Post by michael mills » 16 Sep 2010, 03:49

Thus it is clear that there was no Polish boycott of Danzig.
I will quote the relevant secions from the book by Kimmich, "The Free City: Danzig and German Foreign Policy 1919-1934" which demonstrate that there was indeed a Polish boycott economic of Danzig, albeit an unofficial one that the Polish Government connived at.

I will give the word "boycott" emphasis to draw it to the attention of Sciburniensis and other readers.

Page 106
Reichard's investigations [comment by me - Ernst Reichard, an official of the German Finance Ministry, appointed Reich trustee for Danzig in 1929] in 1931 revealed that the situation had deteriorated drastically since 1929.................................Danzig's commerce suffered because the value of trade through the port was declining, and because in Poland discriminatory treatment, an unofficial boycott, and a whole array of rules and regulations which favored domestic commerce had constricted Polish markets.......................

Reichard feared that, in these straits, Danzig might seek economic releif from the Poles and allow them to return to acquire property in the Free City and to displace German Danzigers in the customs administration, the port, and the police - a disastrous prospect. To forestall such developments he urged that Germany increase and broaden her aid program................
Page 109:
The extensive German effort and Danzig's own attempts to economise might have doen much to tide the city over the depression if the depression had been the only cause of economic distress. But Danzig suffered from a problem which greatly exacerbated the effects of the depression and threatened the very life of the city - the competition of the Polish rival port at Gdynia.

..........................................................

The project at Gdynia enjoyed great popularity in POland, and the port experienced a spectacular rise. Its freight turnover climbed from 414,005 tons in 1926 to 3,628,331 in 1930. Companies wishing to settle in Gdynia received extensive credit at no interest, and the Polish government made it possible for them to construct such facilities as oil presses, rice mills, and capacious refrigerators at low cost.
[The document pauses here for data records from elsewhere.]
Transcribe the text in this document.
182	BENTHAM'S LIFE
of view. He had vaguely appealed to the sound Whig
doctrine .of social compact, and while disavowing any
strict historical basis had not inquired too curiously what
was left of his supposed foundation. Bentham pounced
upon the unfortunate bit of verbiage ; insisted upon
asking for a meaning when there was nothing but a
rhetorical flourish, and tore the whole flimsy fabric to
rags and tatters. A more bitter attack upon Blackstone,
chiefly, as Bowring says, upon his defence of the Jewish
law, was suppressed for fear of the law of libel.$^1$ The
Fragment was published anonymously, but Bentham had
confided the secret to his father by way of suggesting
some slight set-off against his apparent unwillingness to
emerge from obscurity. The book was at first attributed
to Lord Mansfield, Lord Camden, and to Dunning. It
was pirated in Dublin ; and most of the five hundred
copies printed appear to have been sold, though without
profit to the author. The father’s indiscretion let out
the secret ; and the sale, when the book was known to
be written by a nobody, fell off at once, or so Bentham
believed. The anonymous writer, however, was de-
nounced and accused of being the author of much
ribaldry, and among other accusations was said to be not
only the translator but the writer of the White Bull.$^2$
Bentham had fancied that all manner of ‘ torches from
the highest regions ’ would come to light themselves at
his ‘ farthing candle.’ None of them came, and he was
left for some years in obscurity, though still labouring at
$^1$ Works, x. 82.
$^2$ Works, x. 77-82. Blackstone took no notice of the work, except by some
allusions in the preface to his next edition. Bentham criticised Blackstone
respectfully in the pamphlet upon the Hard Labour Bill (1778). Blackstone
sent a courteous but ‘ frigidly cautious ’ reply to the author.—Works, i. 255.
The syndicates which took their traffic to the new port were rewarded with bounties, and the new POlish merchant fleet, which was based at the harbor, was given a subsidy. The Polish Emigration Syndicate sent its charges by way of Gdynia. Foreign trade was attracted by means of low harbor fees, reduced customs duties, rebates, and preferential railway tariffs.
Kimmich goes on to describe how the Danzig Government approached the High Commissioner for Danzig to obtain a ruling that, under the Danzig Statute, Poland was obliged to make full use of Danzig and had no right to prefer a Polish port. The dispute was eventually taken to the Council of the league of Nations in December 1931, and in September 1932 a committee appointed by the Council concluded that the harbour at Danzig could deal with the combined traffic of both ports, and Poland should not apply administrative measures which benefitted Gdynia at the expense of Danzig.
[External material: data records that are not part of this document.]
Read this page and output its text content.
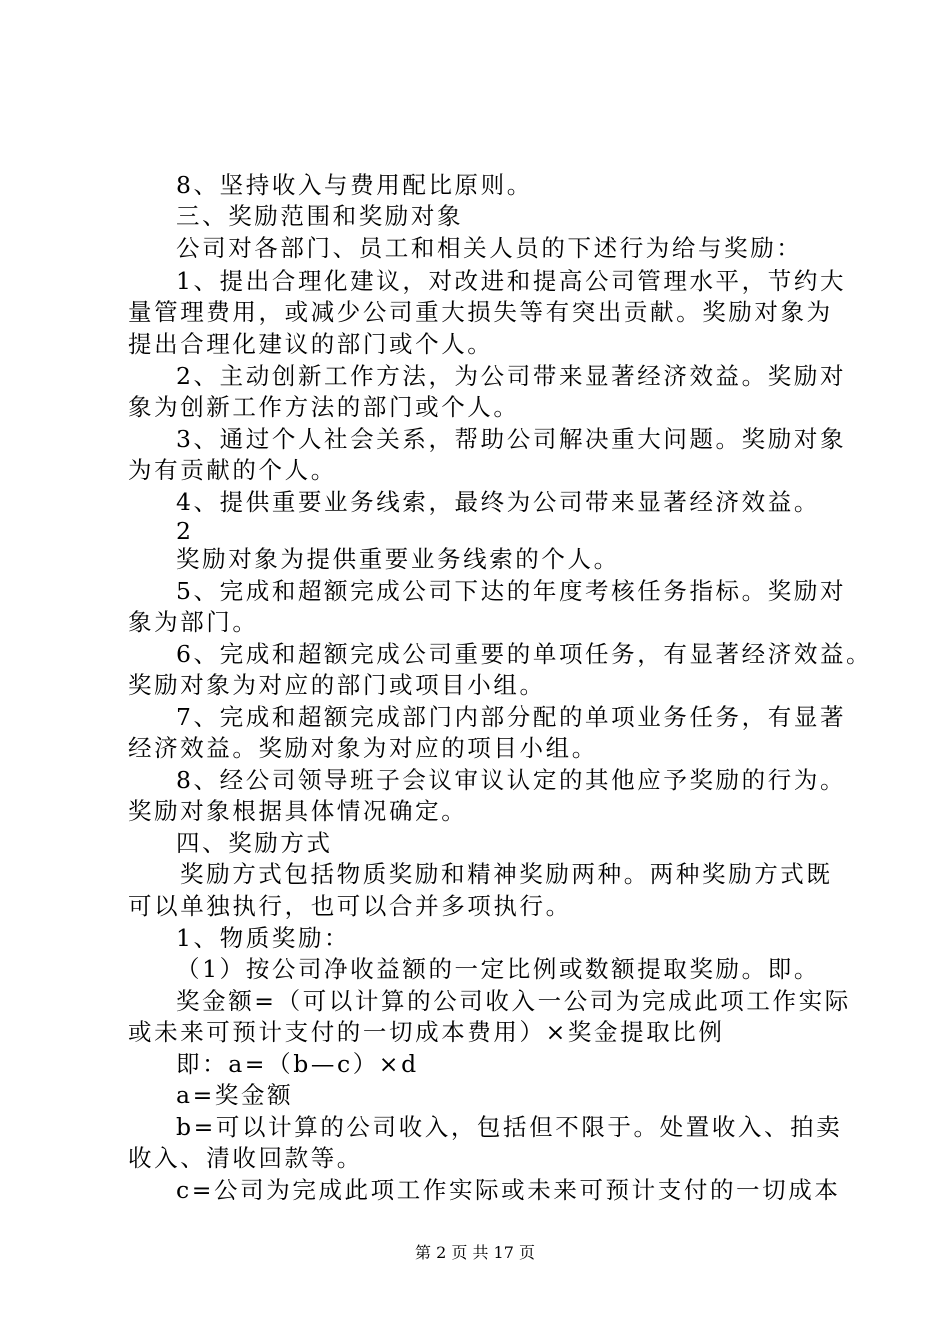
8、坚持收入与费用配比原则。
三、奖励范围和奖励对象
公司对各部门、员工和相关人员的下述行为给与奖励：
1、提出合理化建议，对改进和提高公司管理水平，节约大
量管理费用，或减少公司重大损失等有突出贡献。奖励对象为
提出合理化建议的部门或个人。
2、主动创新工作方法，为公司带来显著经济效益。奖励对
象为创新工作方法的部门或个人。
3、通过个人社会关系，帮助公司解决重大问题。奖励对象
为有贡献的个人。
4、提供重要业务线索，最终为公司带来显著经济效益。
2
奖励对象为提供重要业务线索的个人。
5、完成和超额完成公司下达的年度考核任务指标。奖励对
象为部门。
6、完成和超额完成公司重要的单项任务，有显著经济效益。
奖励对象为对应的部门或项目小组。
7、完成和超额完成部门内部分配的单项业务任务，有显著
经济效益。奖励对象为对应的项目小组。
8、经公司领导班子会议审议认定的其他应予奖励的行为。
奖励对象根据具体情况确定。
四、奖励方式
奖励方式包括物质奖励和精神奖励两种。两种奖励方式既
可以单独执行，也可以合并多项执行。
1、物质奖励：
（1）按公司净收益额的一定比例或数额提取奖励。即。
奖金额=（可以计算的公司收入一公司为完成此项工作实际
或未来可预计支付的一切成本费用）×奖金提取比例
即：a=（b—c）×d
a=奖金额
b=可以计算的公司收入，包括但不限于。处置收入、拍卖
收入、清收回款等。
c=公司为完成此项工作实际或未来可预计支付的一切成本
第 2 页 共 17 页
Sciburniensis made this comment:
Surely, it is entirely up to the Poles what route they chose to send their own expanding exports by? And is not entirely understandable that they should prefer to use their only national commercial port rather than a Danzig run from the early 1930s by Nazis whose programme was to reunify Danzig with Germany?
That was quite reasonable. What was not reasonable was for Poland to claim that the maintenance of its control of Danzig's economy and foreign relations was necessary to its independence, given that it had its own port of Gdynia only 10 miles away from the port of Danzig, and moreover was directing an increasing proportion of its overseas trade through its own port.
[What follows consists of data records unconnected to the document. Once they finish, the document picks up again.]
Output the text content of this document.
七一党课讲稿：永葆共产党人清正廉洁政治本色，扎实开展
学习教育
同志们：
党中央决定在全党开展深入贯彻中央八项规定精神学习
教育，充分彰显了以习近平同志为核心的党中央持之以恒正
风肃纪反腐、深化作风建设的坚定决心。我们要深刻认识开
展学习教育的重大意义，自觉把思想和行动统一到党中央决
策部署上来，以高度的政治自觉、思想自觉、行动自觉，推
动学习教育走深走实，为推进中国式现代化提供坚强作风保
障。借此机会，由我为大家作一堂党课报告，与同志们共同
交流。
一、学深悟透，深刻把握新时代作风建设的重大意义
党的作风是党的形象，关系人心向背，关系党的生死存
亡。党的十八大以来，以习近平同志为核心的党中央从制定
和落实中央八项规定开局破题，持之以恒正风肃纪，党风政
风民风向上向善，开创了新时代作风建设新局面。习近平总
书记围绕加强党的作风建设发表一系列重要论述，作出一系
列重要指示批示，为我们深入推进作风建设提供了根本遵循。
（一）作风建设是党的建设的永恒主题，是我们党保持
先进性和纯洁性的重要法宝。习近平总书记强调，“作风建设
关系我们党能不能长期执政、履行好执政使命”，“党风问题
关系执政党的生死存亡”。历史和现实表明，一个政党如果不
To return to the book by Kimmich.

Pages 116- 118:
While the dispute over Gdynia dragged on, Poland harassed Danzig with unique vehemence.......

In march 1932 the Poles launched a campaign against Danzig's economy which brought the Free City close to collapse. It began when Poland, feeling the effects of the depression and wishing to protect her industries, sought safety in high tariffs and complained that Danzig was a gap in her tariff wall...................... The Polish Finnce Ministry decreed on 29 March that maximum duties (up to 300 percent of the established rate) would apply to German goods, whether for Danzig or for Poland. These tariffs were applied to the formerly duty-free import quotas, in effect nullifying the advantage of the concessions. At the same time, goods manufactured or processed in the city from material imported under the quotas were to be treated as foreign merchandise in Poland and subjected to prohibitive import duties.

....................................................

For the Danzig economy the measure was disastrous. Within tw omonths the new tariffs reduced the quantity of goods imported under the quotas by 80 percent and the value of these goods by more than 50 percent. Simultaneously a private boycott in Poland and various Polish regulations subjected Danzig's merchants to additional hardship. Trade, which the low purchasing power of Poland's depressed economy had made barely profitable, now became almost worthless, and even where the boycott did not apply, traffic was almost insuperably obstructed..........
Pages 124-125:
The yeear 1932 was the annus terribilis in the history of the Free City. Danzig had fallen into difficulties which even intensified assistance from Berlin could not relieve. To the Germans it seemed that the Free City's continued decline played into the hands of the POles; the whole edifice of Weimar's eastern policy was crumbling.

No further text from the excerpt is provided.